Feeling of Responsibility

However, it is necessary to admit that contemporary people of America and Germany feel responsible for the crimes and guilt of their ancestors. The German people approached the problem seriously and controlled any social discrimination or any element of Nazi propaganda to omit similar issues in the future (Major). For the Germans, that page in their history is very painful and disgraceful, as well as slave trade appears shameful for some Americans, either. Only in a few centuries did Americans understand their grandfathers’ mistakes and guilt (Major). Although it is impossible to compare the crimes made by colonists and the Nazis, both nations feel responsibility and shame for the actions of their predecessors.

Conclusion

Thus, both cases of social crime were directed against entire nations; the Holocaust and the Atlantic Slave Trade were solitary in history. They had different purposes: to massacre nations in the case of the Holocaust and physical exploitation in the case of the slave trade. Nevertheless, the premises and the consequences of both issues were quite similar. Although the two phenomena differed, they were caused by strong social propaganda, which had significant and long-lasting effects. The slave trade contributed to social changes and movements in the future, and the displaced Jews spread worldwide due to the Holocaust. The slave trade was related to sufficient economic growth and the industrial revolution, while the Holocaust negatively impacted Europe.
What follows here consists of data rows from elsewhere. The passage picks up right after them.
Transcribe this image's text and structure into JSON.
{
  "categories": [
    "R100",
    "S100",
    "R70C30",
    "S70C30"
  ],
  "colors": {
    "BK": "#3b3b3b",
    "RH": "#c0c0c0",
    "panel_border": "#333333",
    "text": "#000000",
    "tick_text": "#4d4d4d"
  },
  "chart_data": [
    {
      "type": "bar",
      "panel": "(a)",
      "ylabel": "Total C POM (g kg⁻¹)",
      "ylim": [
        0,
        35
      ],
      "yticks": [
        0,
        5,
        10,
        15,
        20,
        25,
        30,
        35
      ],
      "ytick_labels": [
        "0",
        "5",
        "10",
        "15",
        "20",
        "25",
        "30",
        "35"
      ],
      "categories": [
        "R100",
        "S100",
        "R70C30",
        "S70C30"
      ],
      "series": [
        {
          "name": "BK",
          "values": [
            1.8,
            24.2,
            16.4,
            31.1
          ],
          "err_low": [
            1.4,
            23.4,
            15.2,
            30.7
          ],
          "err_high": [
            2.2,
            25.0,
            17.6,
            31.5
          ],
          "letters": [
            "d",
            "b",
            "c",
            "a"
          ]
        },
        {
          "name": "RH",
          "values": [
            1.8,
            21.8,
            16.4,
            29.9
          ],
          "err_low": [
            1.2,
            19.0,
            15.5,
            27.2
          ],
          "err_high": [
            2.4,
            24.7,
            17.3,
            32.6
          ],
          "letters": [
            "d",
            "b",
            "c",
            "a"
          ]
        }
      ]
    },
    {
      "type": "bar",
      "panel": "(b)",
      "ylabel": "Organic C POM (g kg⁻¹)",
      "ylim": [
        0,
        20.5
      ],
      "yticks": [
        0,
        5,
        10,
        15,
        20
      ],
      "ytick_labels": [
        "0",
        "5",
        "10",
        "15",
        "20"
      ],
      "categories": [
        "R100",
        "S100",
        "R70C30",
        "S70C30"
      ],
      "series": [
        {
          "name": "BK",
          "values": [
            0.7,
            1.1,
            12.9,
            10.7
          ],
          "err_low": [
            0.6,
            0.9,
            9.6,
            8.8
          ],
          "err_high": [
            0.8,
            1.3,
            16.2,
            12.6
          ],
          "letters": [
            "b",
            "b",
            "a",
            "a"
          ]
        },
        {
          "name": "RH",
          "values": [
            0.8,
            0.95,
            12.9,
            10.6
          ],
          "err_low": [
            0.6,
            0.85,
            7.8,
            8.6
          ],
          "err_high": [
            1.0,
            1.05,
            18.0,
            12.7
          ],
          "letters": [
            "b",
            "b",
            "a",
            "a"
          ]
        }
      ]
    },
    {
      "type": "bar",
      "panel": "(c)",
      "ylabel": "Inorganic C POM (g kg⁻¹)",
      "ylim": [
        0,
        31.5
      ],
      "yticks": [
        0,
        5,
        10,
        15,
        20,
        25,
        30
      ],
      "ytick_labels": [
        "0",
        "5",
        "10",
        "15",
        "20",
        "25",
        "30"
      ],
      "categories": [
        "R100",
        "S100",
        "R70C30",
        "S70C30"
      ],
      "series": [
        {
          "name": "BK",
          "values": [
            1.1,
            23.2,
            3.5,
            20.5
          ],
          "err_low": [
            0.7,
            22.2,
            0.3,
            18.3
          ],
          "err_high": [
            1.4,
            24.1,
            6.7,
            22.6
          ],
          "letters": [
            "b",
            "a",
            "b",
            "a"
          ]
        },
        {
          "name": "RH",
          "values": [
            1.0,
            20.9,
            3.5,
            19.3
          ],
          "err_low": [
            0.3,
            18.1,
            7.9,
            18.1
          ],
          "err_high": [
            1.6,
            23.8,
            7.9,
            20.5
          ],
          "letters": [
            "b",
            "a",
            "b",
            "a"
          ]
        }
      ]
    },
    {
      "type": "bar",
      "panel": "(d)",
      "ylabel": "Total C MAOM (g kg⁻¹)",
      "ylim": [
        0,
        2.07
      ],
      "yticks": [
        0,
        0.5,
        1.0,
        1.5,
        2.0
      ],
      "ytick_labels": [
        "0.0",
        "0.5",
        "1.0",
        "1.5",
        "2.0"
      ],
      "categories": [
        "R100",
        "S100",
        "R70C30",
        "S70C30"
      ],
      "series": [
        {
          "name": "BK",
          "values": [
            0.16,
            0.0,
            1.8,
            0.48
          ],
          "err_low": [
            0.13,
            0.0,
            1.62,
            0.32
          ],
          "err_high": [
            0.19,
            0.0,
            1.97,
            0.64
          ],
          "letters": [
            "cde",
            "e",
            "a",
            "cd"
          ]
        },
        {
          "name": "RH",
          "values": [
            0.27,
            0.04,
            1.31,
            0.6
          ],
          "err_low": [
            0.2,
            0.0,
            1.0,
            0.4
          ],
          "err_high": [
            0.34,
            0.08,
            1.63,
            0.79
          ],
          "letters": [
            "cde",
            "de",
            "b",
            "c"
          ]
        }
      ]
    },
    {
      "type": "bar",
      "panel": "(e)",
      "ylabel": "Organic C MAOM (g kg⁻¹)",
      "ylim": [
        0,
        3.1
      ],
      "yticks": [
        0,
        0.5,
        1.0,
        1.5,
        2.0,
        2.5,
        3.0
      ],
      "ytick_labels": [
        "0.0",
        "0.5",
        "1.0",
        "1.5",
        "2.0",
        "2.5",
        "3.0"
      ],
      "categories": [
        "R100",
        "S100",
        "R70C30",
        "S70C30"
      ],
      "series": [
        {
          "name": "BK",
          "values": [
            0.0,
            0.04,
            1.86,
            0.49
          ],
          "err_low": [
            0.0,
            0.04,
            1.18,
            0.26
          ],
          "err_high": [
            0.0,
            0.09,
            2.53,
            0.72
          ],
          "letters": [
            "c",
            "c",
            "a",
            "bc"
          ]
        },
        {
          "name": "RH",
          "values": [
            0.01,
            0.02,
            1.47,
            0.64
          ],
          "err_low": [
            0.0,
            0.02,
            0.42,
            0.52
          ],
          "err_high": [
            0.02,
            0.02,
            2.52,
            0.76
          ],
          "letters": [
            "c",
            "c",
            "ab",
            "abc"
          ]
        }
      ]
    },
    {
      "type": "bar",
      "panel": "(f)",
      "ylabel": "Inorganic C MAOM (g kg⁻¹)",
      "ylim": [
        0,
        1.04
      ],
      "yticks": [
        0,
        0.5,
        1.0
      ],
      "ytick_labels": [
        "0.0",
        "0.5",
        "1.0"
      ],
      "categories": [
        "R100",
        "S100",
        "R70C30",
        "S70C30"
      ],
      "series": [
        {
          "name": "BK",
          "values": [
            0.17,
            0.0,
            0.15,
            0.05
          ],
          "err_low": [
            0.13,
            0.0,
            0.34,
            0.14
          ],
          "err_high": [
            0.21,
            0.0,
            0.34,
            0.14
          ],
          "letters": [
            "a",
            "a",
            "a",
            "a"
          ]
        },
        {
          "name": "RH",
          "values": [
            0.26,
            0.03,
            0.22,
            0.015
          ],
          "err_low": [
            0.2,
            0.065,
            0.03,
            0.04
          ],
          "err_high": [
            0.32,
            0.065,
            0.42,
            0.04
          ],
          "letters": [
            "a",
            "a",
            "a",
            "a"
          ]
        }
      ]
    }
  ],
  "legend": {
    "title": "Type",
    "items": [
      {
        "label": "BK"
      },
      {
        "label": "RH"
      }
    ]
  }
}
Despite the differences, both historic cases had similar social effects, as they produced stereotypic prejudices and problems with even contemporary consequences.

📎 References:

1. Hardy, Will. “Riches & Misery: The Consequences of the Atlantic Slave Trade“. 2018.
2. Harel, Zev et al. “The Effects of the Holocaust: Psychiatric, Behavioral, And Survivor Perspectives”. The Journal of Sociology & Social Welfare, vol. 11, no. 4, 1984.
3. Major, Ellinor F. “The Impact of the Holocaust on the Second Generation: Norwegian Jewish Holocaust Survivors and Their Children”. Journal of Traumatic Stress, vol. 9, no. 3, 1996, pp. 441-454.
4. Moeller, Robert G. The Nazi State and German Society. Bedford/St. Martin’s, 2010.
5. Nunn, Nathan. “The Long-Term Effects of Africa’s Slave Trades*”. Quarterly Journal of Economics, vol. 123, no. 1, 2008, pp. 139-176. Oxford University Press (OUP).